This Revolutionary Test can Diagnose Disease Instantly

This Revolutionary Test can Diagnose Disease Instantly

A strip of paper developed by scientists can sense the presence of virtually any illness in less than 30 minutes, and at low cost.

Researchers from McMaster University developed the diagnostic test that can detect anything from cancer, to a malignant tumor, to the common cold. And the test couldn’t be easier to administer; just drop a dollop of sweat or saliva onto the litmus-like paper and wait for the diagnosis.

The paper is coated with reactive material that changes colour to indicate the presence of the DNA sequence for a specific disease.

“Every disease and every infectious agent has genetic material, so in theory this can be used for the detection of any pathogen for any human disease,” said Yingfu Li, a biochemistry professor at McMaster, and the Canada research chair in nucleic acids research.

In other words, if scientists have already unlocked and can recognize the genetic code of an illness, they’ll be able to read it off the paper. That includes afflictions from the flu, to neurodegenerative diseases, to colorectal, prostate and lung cancers.

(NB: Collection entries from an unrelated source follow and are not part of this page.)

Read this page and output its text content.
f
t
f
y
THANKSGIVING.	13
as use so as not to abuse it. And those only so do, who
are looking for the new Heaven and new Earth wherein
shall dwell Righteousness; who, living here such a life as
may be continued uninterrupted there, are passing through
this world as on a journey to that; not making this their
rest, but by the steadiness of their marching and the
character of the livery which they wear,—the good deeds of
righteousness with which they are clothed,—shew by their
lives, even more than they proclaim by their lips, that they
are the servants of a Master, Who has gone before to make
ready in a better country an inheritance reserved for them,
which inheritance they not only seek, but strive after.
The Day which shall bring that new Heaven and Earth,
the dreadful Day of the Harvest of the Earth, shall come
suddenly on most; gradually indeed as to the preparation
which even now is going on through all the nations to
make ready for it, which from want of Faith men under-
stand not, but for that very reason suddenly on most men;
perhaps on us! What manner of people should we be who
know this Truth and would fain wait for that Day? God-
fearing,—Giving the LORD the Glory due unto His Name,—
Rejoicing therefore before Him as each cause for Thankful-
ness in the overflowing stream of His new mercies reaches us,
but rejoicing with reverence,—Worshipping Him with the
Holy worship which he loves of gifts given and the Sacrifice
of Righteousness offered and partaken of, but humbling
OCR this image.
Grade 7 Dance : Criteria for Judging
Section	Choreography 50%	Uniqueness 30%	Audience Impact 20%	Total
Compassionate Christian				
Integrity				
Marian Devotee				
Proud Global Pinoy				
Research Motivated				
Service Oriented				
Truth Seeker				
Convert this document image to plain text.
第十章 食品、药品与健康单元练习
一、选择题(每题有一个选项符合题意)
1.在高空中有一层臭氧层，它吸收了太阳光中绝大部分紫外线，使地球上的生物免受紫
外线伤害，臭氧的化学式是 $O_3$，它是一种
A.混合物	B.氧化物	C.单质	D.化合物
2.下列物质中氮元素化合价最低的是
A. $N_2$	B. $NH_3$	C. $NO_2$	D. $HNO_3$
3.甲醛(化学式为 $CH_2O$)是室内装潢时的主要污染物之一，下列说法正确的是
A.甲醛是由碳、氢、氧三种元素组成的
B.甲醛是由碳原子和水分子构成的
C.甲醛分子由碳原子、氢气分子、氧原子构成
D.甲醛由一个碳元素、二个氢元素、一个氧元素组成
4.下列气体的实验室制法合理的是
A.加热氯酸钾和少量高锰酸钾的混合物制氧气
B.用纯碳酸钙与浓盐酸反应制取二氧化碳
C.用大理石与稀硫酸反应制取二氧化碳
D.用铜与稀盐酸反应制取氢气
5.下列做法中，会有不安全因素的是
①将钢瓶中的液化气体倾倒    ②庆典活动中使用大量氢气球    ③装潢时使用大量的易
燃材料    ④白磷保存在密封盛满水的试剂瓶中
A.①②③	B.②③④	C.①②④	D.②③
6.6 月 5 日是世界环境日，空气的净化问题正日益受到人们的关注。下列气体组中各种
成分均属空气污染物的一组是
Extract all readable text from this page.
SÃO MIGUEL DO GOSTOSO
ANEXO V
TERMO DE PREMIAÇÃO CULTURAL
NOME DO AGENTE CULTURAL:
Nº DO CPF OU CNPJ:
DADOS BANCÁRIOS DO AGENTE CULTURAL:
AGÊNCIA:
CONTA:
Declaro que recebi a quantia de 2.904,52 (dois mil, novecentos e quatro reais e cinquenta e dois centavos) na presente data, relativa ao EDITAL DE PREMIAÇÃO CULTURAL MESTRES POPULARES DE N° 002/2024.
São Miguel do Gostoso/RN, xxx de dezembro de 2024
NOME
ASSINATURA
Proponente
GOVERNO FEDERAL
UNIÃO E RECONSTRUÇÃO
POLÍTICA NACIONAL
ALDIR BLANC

The creators want to get this “lab-on-a-strip” to store shelves as their next step, and they’re not far off. No less than 10 private sector companies and public agencies have been in touch with McMaster’s Biointerfaces Institute. The test was initially targeted for first-line health professionals in hospitals and doctors’ offices.

“For now, these aren’t meant to be the definitive yes-no; these are meant to be the screen that alerts physicians as to the next course of action,” said co-lead scientist and institute director John Brennan.

He sees beneficial applications for the diagnostic test in developing countries as well. Water contamination and disease outbreak in regions could be detected quickly – and cheaply – before the condition worsened.

The McMaster study is slated for publication in February as the cover story in Angewandte Chemie, a peer-reviewed scientific journal in Germany.